Écrire jusqu’à ce que les mots s’effacent et que quelque chose parle derrière eux. Alléger le réel de son poids de raison. Retrouver l’ombre bleue des choses.

Écrire sans tricher, sinon ne pas écrire. Refuser ce qui ne dit rien.

Écrire pour trouver la force, affronter le déséquilibre, rompre le lâche pacte des jours avec l’oubli d’une essentielle menace.

Écrire, se préparer à vivre. Quels qu’en soient les méandres et l’issue.

Antoinette

Ne plus pouvoir écrire. Etre vidée de toute substance. Mes mots ne sont pas là. Mes mots sont pourchassés par d’autres mots ravageurs, barbares, envahisseurs , obsessionnels venus d’une planète inconnue. Mes mots pris d’une frayeur subite se sont enfuis. Mes mots se sont terrés, enterrés, barricadés, muselés, enfouis dans un abri bétonné aux portes blindées. Mes mots ne savent plus être mes mots au soir d’un 17 mars particulier. J’ai cherché leur visage comme on cherche à tâtons, dans le noir, la poignée d’une porte .

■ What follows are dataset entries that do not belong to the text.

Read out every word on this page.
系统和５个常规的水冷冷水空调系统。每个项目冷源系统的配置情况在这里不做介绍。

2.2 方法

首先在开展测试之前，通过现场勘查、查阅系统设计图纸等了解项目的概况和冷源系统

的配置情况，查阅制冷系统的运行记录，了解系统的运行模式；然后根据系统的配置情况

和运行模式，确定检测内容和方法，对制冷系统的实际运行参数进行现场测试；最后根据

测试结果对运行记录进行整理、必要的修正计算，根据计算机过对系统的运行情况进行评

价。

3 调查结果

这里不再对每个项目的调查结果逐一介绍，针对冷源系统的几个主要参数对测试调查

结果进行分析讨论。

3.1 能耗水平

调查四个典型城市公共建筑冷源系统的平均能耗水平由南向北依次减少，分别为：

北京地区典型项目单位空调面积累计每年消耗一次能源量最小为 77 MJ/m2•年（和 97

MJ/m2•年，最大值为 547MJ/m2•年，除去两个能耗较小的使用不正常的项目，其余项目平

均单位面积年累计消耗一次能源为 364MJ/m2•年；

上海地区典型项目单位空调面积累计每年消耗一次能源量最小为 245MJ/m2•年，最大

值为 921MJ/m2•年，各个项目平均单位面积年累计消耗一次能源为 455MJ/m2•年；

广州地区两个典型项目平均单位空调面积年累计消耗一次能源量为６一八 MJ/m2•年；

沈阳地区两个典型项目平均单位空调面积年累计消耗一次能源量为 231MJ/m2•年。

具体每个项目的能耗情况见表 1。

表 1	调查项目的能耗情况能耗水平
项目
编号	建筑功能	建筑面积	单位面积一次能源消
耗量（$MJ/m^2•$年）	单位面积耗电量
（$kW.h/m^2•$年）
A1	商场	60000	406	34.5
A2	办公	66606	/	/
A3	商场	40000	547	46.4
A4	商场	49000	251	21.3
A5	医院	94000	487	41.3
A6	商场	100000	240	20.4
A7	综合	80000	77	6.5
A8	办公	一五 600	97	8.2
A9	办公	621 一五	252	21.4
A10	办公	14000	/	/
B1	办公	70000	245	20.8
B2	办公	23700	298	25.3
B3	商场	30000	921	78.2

Ecrire en serrant les poings pour un Atelier bienfaiteur et fêter cette arrivée les yeux écarquillés et tenter maladroitement d’ apprivoiser les mots inconnus qui envahissent les médias, qui envahissent mon corps glacé prêt à sombrer et écrire pour regarder le ventre du monde dans les yeux et me sauver de ses terreurs si il en est encore temps.

Ecrire depuis toujours et maintenant avoir peur d’écrire vers l’autre divinement arrivé et se sentir comme une naufragée sur une île désertée et ne plus savoir si tout est bien comme ça et se sentir ébranlée en cliquant le soir sur la touche « envoyer ».

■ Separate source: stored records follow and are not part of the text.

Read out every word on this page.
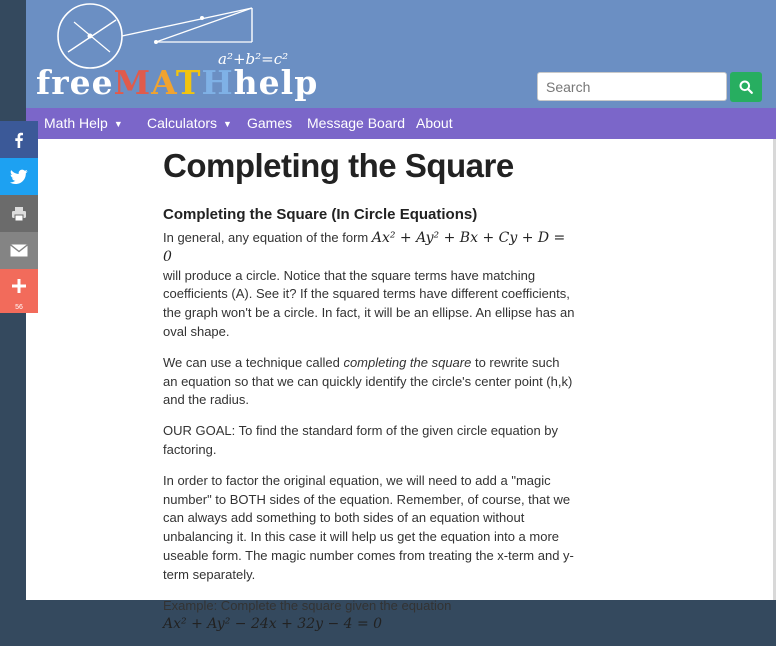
a²+b²=c²
freeMATHhelp
Search
Math Help ▼ Calculators ▼ Games Message Board About
Completing the Square
Completing the Square (In Circle Equations)

In general, any equation of the form Ax² + Ay² + Bx + Cy + D = 0
will produce a circle. Notice that the square terms have matching coefficients (A). See it? If the squared terms have different coefficients, the graph won't be a circle. In fact, it will be an ellipse. An ellipse has an oval shape.

We can use a technique called completing the square to rewrite such an equation so that we can quickly identify the circle's center point (h,k) and the radius.

OUR GOAL: To find the standard form of the given circle equation by factoring.

In order to factor the original equation, we will need to add a "magic number" to BOTH sides of the equation. Remember, of course, that we can always add something to both sides of an equation without unbalancing it. In this case it will help us get the equation into a more useable form. The magic number comes from treating the x-term and y-term separately.

Example: Complete the square given the equation
Ax² + Ay² − 24x + 32y − 4 = 0

56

Ecrire à petits pas incertains comme on réapprend à marcher avec la peur de tomber. Ecrire le jour , écrire la nuit, écrire dans la cuisine en épluchant les légumes pour la soupe du soir. Ecrire sur les touches noires et blanches du piano et entendre ma mère qui me disait souvent : « Si tu as du chagrin, mets les mains dans la terre, tu iras mieux demain.

Ecrire pour ne pas assister à mon propre enterrement et me tenir debout au bord du cercueil, écrire pour ne pas avoir les yeux brûlants de larmes étouffées et écrire pour me parler de moi-même les mains dans la terre du jardin qui absorbe ma peine

Ecrire pour entrer à nouveau en écriture comme on entre dans les ordres pour retrouver la foi qui s’est égarée aux chemins du réel, aux chemins de mes rêves, à ceux de ma mémoire. Ecrire avec rage comme j’ arrache le chiendent qui pousse dans les allées de mon potager, comme je défonce ses plates-bandes pour retourner leur terre.

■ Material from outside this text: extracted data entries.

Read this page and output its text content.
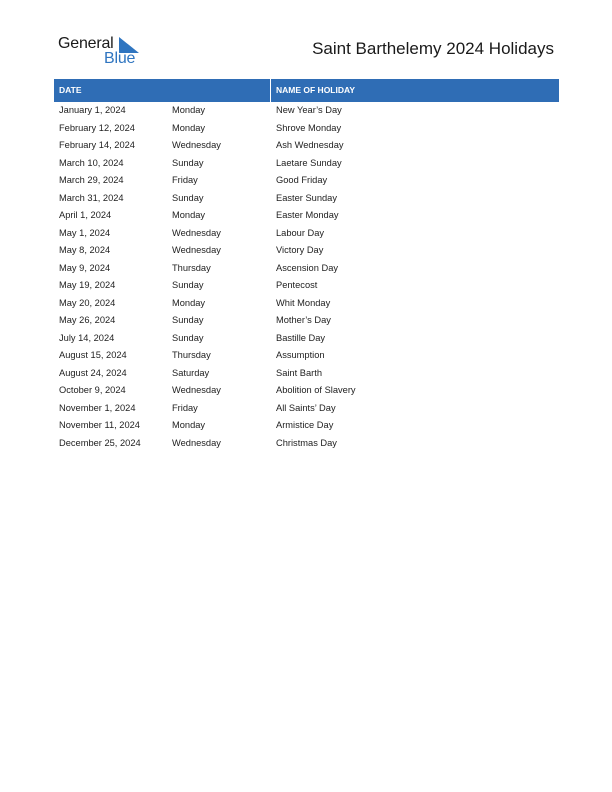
General
Blue
Saint Barthelemy 2024 Holidays
DATE	NAME OF HOLIDAY
January 1, 2024	Monday	New Year’s Day
February 12, 2024	Monday	Shrove Monday
February 14, 2024	Wednesday	Ash Wednesday
March 10, 2024	Sunday	Laetare Sunday
March 29, 2024	Friday	Good Friday
March 31, 2024	Sunday	Easter Sunday
April 1, 2024	Monday	Easter Monday
May 1, 2024	Wednesday	Labour Day
May 8, 2024	Wednesday	Victory Day
May 9, 2024	Thursday	Ascension Day
May 19, 2024	Sunday	Pentecost
May 20, 2024	Monday	Whit Monday
May 26, 2024	Sunday	Mother’s Day
July 14, 2024	Sunday	Bastille Day
August 15, 2024	Thursday	Assumption
August 24, 2024	Saturday	Saint Barth
October 9, 2024	Wednesday	Abolition of Slavery
November 1, 2024	Friday	All Saints’ Day
November 11, 2024	Monday	Armistice Day
December 25, 2024	Wednesday	Christmas Day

Ecrire tous le jours, avec ferveur comme une élève penchée sur des cahiers d’écoliers margés de rouge et écrire dans la marge et raturer le mot en trop et cent fois sur le métier remettre mon ouvrage avant d’écrire sur l’écran rigide et vertical de l’ordinateur au garde à vous sur mon bureau.

Ecrire sur mes genoux, assise dans un fauteuil bleu posé sur un balcon bordé d’une verte vigne vierge , écrire sur une feuille de copie 21/29,7, rayée Siéyès, suivre les lignes, écrire et réécrire au crayon de bois qui ne s’efface jamais si on ne le gomme pas, gommer et gommer encore et lire et relire à haute voix pour trouver le rythme et entendre le pas en admirant la ville qui sommeille devant moi.

Ecrire pour me décamérer, me rééduquer en retournant dehors pour trouver un portail ou une porte de sortie et se remémorer toutes les parties manquantes et tout écrire en fatras dans le désordre du temps suspendu et sentir enfin la timide présence des mots revenus comme la lumière d’un phare qui guide les bateaux.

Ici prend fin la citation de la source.